We'll have more training runs later in August as well that I will put out with more notice for everyone. This trip is open to everyone and has a goal of determining where the U-Bar trail needs additional marking as we struggled to follow it in the dark back in May. We obviously want to avoid that come race day so we're going up to run it in the day and see how it looks
I completed a spreadsheet of all the aid station splits, where crew access is available, pacers can jump in and what the cutoffs are for each aid station. Starting at 10am Friday runners will have 36 hours or 10pm Saturday to complete the race. I think this is a fair cutoff and the below individual times are as fair as I can tell. You can also see the cumulative gain and loss for each section and the accumulative number as you go.

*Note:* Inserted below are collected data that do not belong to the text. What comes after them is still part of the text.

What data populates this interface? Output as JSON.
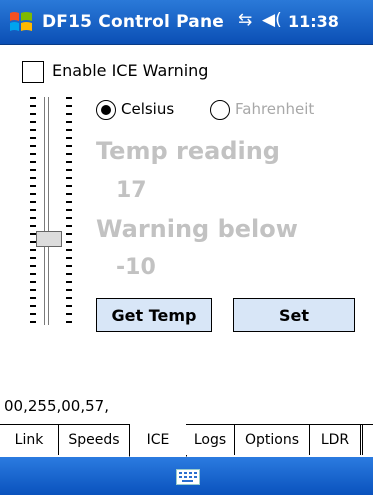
{
  "titlebar": {
    "title": "DF15 Control Pane",
    "time": "11:38",
    "connection_icon": "connectivity-arrows-icon",
    "volume_icon": "speaker-icon"
  },
  "ice": {
    "enable_warning_label": "Enable ICE Warning",
    "enable_warning_checked": false,
    "unit_celsius": "Celsius",
    "unit_fahrenheit": "Fahrenheit",
    "selected_unit": "Celsius",
    "temp_reading_label": "Temp reading",
    "temp_reading_value": "17",
    "warning_below_label": "Warning below",
    "warning_below_value": "-10",
    "get_temp_button": "Get Temp",
    "set_button": "Set",
    "slider_level": 0.37,
    "readout": "00,255,00,57,"
  },
  "tabs": [
    "Link",
    "Speeds",
    "ICE",
    "Logs",
    "Options",
    "LDR"
  ],
  "active_tab": "ICE",
  "colors": {
    "title_bar": "#1866cc",
    "button_fill": "#d8e6f7",
    "disabled_text": "#c2c2c2"
  }
}
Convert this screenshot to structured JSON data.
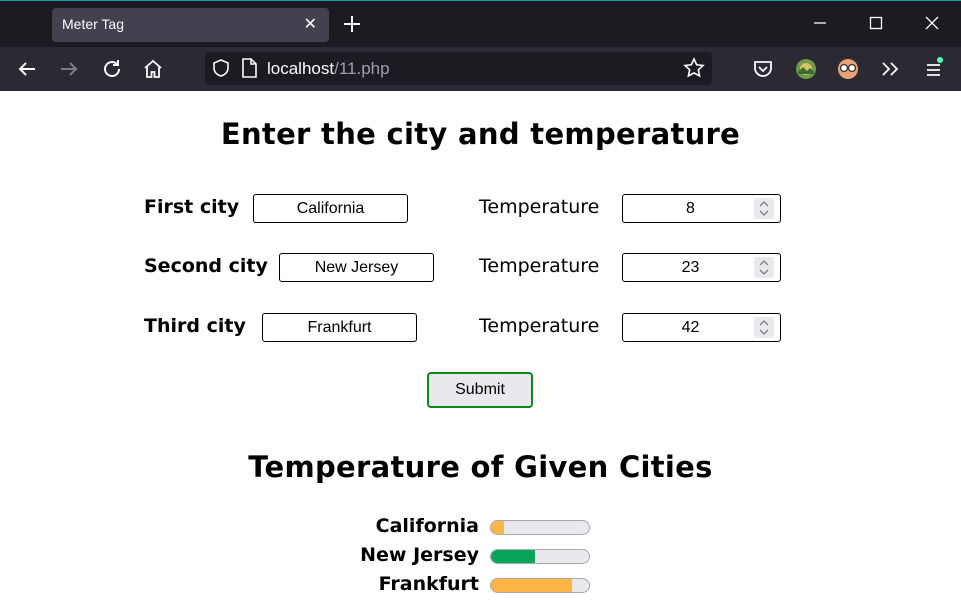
{
  "browser": {
    "tab_title": "Meter Tag",
    "tab_close_glyph": "✕",
    "url_host": "localhost",
    "url_path": "/11.php"
  },
  "page": {
    "heading": "Enter the city and temperature",
    "temperature_label": "Temperature",
    "rows": [
      {
        "label": "First city",
        "city": "California",
        "temperature": "8"
      },
      {
        "label": "Second city",
        "city": "New Jersey",
        "temperature": "23"
      },
      {
        "label": "Third city",
        "city": "Frankfurt",
        "temperature": "42"
      }
    ],
    "submit_label": "Submit",
    "results_heading": "Temperature of Given Cities",
    "meters": [
      {
        "city": "California",
        "level": 0.13,
        "color": "#ffb545"
      },
      {
        "city": "New Jersey",
        "level": 0.45,
        "color": "#0aa35a"
      },
      {
        "city": "Frankfurt",
        "level": 0.83,
        "color": "#ffb545"
      }
    ]
  },
  "colors": {
    "tabbar_bg": "#1c1b22",
    "navbar_bg": "#2b2a33",
    "submit_border": "#0b8a1a",
    "meter_low_high": "#ffb545",
    "meter_optimum": "#0aa35a"
  }
}
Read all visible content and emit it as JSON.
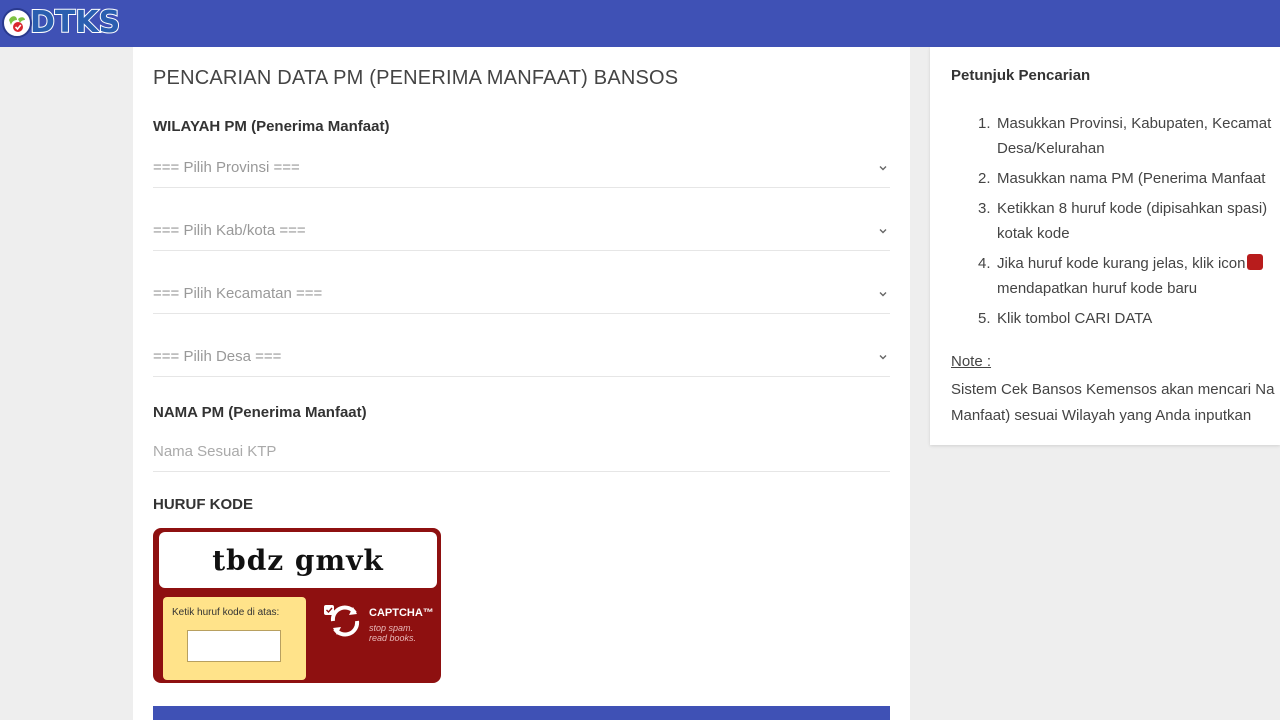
{
  "header": {
    "logo_text": "DTKS",
    "color": "#3f51b5"
  },
  "form": {
    "title": "PENCARIAN DATA PM (PENERIMA MANFAAT) BANSOS",
    "wilayah_label": "WILAYAH PM (Penerima Manfaat)",
    "provinsi": "=== Pilih Provinsi ===",
    "kabkota": "=== Pilih Kab/kota ===",
    "kecamatan": "=== Pilih Kecamatan ===",
    "desa": "=== Pilih Desa ===",
    "nama_label": "NAMA PM (Penerima Manfaat)",
    "nama_placeholder": "Nama Sesuai KTP",
    "kode_label": "HURUF KODE"
  },
  "captcha": {
    "challenge": "tbdz gmvk",
    "prompt": "Ketik huruf kode di atas:",
    "brand": "CAPTCHA™",
    "tagline1": "stop spam.",
    "tagline2": "read books.",
    "color": "#8e1010"
  },
  "sidebar": {
    "title": "Petunjuk Pencarian",
    "steps": [
      {
        "num": "1.",
        "line1": "Masukkan Provinsi, Kabupaten, Kecamat",
        "line2": "Desa/Kelurahan"
      },
      {
        "num": "2.",
        "line1": "Masukkan nama PM (Penerima Manfaat"
      },
      {
        "num": "3.",
        "line1": "Ketikkan 8 huruf kode (dipisahkan spasi)",
        "line2": "kotak kode"
      },
      {
        "num": "4.",
        "line1": "Jika huruf kode kurang jelas, klik icon",
        "line2": "mendapatkan huruf kode baru"
      },
      {
        "num": "5.",
        "line1": "Klik tombol CARI DATA"
      }
    ],
    "note_label": "Note :",
    "note_line1": "Sistem Cek Bansos Kemensos akan mencari Na",
    "note_line2": "Manfaat) sesuai Wilayah yang Anda inputkan"
  }
}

For the first 50 miles there is around 9,000 feet of climbing. The remaining 56 miles has about 10,000 feet of climbing. I've mapped this course about four times now on different programs and it's right around the 18,500 - 19,200 feet in climbing each time and right around 105.5-106.4 miles. Keep in mind your Garmin stats are always going to differ and exact mileage is difficult to determine on such rugged terrain. They generally match up very closely with what I have had come up on my Garmin running these sections so I'm comfortable releasing these numbers. I'll also have at each aid station a quick reference sheet on the way out of each station for information on the next section so you always have a nice reminder. For example:
Leaving Dickerson Flat aid station I'll have a sign that reads, "Next Aid Station- Geronimo Aid Station - 4.96 miles - 588ft of climbing, 2414ft descending down Turkey Springs Trail"
Or something to that affect. While I expect our volunteers to know the course to provide directions I also know that doesn't always happen at races and this keeps the guess work out of it and everyone on the same page. And for those times that you might need to mentally gear up for a big climb you'll at least know what you're getting into for the next section.